Over a third of employees worked from home at least some of the time last year as a result of the Covid-19 pandemic. Figures varied depending on the sector, with ICT (information and communications technology) workers putting in the most hours from home.
In this sector 76.3% of employees worked in their home office over the whole year, the Federal Statistical Office said in a statementExternal link on Monday. Its survey is based on data from the 2019 and 2020 Swiss Labour Force Surveys.
In second place was the finance and insurance sector, with 61.4% of work done at home. The education and training, professional services and scientific and technical services sectors also had more than half of their employees working at home at least some of the time.
Overall, 34.1% of employees teleworked at home all or part of the time last year. In 2019 the figure was only 24.6%.
Last year the government repeatedly urged Swiss to work from home wherever possible. However, practical and legal questions were raised. Is there a legal right to home office? Can an employer force his or her employees to work from home? What about the status of taking breaks while teleworking?

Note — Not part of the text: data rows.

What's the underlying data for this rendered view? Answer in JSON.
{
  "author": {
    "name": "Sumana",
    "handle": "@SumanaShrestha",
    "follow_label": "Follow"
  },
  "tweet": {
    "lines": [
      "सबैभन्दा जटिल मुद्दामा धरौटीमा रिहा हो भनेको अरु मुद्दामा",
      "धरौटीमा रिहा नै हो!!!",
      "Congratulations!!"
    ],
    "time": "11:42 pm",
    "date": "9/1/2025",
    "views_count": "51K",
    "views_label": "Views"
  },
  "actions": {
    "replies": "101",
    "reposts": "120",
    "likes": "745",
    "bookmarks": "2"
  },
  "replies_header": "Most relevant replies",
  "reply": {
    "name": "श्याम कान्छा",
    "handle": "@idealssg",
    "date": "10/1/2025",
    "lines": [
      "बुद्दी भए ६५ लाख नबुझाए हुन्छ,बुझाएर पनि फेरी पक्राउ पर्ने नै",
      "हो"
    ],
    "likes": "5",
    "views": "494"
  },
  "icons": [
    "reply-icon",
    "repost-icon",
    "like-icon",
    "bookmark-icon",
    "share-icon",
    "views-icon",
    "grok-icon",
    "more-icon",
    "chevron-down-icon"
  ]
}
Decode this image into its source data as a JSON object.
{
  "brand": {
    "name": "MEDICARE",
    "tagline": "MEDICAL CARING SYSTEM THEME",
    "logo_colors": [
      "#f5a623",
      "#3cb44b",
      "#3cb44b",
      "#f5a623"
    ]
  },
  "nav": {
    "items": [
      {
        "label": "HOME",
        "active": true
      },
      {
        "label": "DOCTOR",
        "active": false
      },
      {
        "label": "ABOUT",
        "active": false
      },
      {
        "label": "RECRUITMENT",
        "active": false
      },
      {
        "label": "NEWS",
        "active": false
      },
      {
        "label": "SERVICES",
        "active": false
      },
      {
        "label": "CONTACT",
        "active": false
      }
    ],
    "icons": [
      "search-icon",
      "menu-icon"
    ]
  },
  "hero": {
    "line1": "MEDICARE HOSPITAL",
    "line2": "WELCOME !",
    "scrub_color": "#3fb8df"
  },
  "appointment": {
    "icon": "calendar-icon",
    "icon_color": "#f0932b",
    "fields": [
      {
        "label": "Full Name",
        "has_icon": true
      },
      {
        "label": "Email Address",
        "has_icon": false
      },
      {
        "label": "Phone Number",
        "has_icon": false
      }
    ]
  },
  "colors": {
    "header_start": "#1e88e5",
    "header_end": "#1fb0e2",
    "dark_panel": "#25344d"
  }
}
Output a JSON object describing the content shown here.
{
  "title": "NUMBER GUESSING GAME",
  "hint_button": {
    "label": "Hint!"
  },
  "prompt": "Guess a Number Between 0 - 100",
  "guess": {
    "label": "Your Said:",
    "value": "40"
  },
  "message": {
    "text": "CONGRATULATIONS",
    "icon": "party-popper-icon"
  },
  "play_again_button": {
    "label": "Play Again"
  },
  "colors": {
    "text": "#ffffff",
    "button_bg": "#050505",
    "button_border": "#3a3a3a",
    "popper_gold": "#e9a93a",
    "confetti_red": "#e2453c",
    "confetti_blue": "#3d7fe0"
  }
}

According to the Swiss Employers’ Association, there is no right to home office in Switzerland. This means that an employee who decides to work from home without their employer’s permission risks being punished. Even during the height of the pandemic, workers belonging to the most vulnerable groups could theoretically have been obliged to turn up at their place of work.
However, employers are also bound by law to protect the health of their workers, and if neither a safe workplace nor a teleworking option is available, then an employee can legally stay at home on full salary, said legal firm MME.